Top 3 Books to Read Now

I am so lucky that I have time to read before I head off to work every morning. Sure, it doesn’t make Ben happy that I set the alarm clock for 6am, but those 45 minutes with a cup of coffee and a book could just qualify as my favourite part of the day. The morning reading sessions, reading on the tube and sometimes in the evening are probably the reason why I’m slowly becoming Amazon‘s best customer. The Buy Now button on my Kindle is pretty treacherous as it’s so easy to buy more books and raise the credit card bill. At the moment I’ve only two books left to read, so sooner rather than later I’ll just have to use that sneaky Buy Now.

Does anyone wonder why Kindle books are not cheaper (or not much) from the paperbacks? When I started using it, the books were £3 or so, but now, more often than not, I notice the price being £7 or even way over £10. This doesn’t mean I’ll stop reading, but I’ve learnt to place those books onto my Wish List and buy them when the price goes down (if it does). In case the price stubbornly remains the same and I want to read the book, then I’ll still buy it, but it doesn’t hurt waiting for a while.

Last week I got immersed into three fantastic books that landed on my Top 3 Books to Read Now list, but have a look at my other reviews and recommendations. There’s actually a whole section dedicated to books on my blog and I’d love to hear any recommendations you have.

The Top 3 Books to Read Now this week include a historical novel, a crime story that’s more than just that (it’s also a book about overcoming your setbacks and circumstances) and a book in which lives of two women from different ages are intertwined.

I wrote about the first book, The Throwaway Children, in another blog post, but I loved the book so much it had to be put on this list. It’s a distressing story about the lives of children in post war England and in my opinion a story of a childhood lost.

The second book that won it’s place on the Top 3 Books to Read Now list is Without a Trace by Lesley Pearce. The story begins on Coronation Day in 1953 when Molly finds her friend dead on the kitchen floor. Her friend’s small daughter goes missing at the time of her mother’s death and since the police lose interest in finding Petal, Molly decides to take matters into her own hands. The story isn’t only about Molly’s quest to find little Petal, it’s also a story about her freeing herself from the influence of her brutish father and resigned mother. Molly’s character is amazing, she’s loving and ready to help at any time, but she’s by no means powerless. Sometimes naive, but Molly faces any challenges thrown at her with a vicious strength, which is why I was so impressed with her character. There’s too many female characters that just sit and cry at the injustice of life. I loved the book and will read more by the same author in the very near future.

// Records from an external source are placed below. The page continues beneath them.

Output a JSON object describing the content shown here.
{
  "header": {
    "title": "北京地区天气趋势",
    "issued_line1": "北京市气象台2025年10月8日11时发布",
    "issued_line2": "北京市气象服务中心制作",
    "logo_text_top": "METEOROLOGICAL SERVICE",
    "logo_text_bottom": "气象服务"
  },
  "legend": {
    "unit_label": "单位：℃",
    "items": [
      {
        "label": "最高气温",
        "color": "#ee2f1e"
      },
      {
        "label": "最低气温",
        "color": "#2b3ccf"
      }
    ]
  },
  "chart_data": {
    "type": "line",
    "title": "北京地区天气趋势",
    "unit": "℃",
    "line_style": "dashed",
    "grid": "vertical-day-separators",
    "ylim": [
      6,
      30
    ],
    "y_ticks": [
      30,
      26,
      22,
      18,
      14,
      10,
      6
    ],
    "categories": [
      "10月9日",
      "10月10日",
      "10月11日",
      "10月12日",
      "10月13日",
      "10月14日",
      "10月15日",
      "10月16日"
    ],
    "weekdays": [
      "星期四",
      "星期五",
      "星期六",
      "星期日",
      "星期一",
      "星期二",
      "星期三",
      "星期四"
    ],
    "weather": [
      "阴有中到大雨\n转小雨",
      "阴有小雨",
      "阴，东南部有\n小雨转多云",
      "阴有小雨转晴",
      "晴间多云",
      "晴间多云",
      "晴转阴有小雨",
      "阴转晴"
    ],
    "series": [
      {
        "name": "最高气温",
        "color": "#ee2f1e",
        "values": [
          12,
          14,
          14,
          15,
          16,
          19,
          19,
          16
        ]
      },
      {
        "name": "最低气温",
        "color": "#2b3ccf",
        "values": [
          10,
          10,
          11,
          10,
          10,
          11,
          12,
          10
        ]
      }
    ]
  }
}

The last book on my Top 3 Books to Read Now list is The Girl in the Photograph by Kate Riordan. This book was unputdownable, gothic and dark, but with amazing descriptions of the nature and the house that somehow contribute to the general atmosphere. Alice is sent to Fiercombe Manor in disgrace by her parents in 1933 and soon feels that the manor house has secrets it doesn’t wish to reveal. The housekeeper Mrs Jelphs sometimes talks about the past, but Alice has difficulties discovering more about Elizabeth in 1890. When Alice discovers Elizabeth’s diary it makes her feel as if they have a lot in common despite living in different periods. What struck me the most was the helplessness of women in the 19th century as it feels like they didn’t have any power, not even power to decide what’s best for themselves.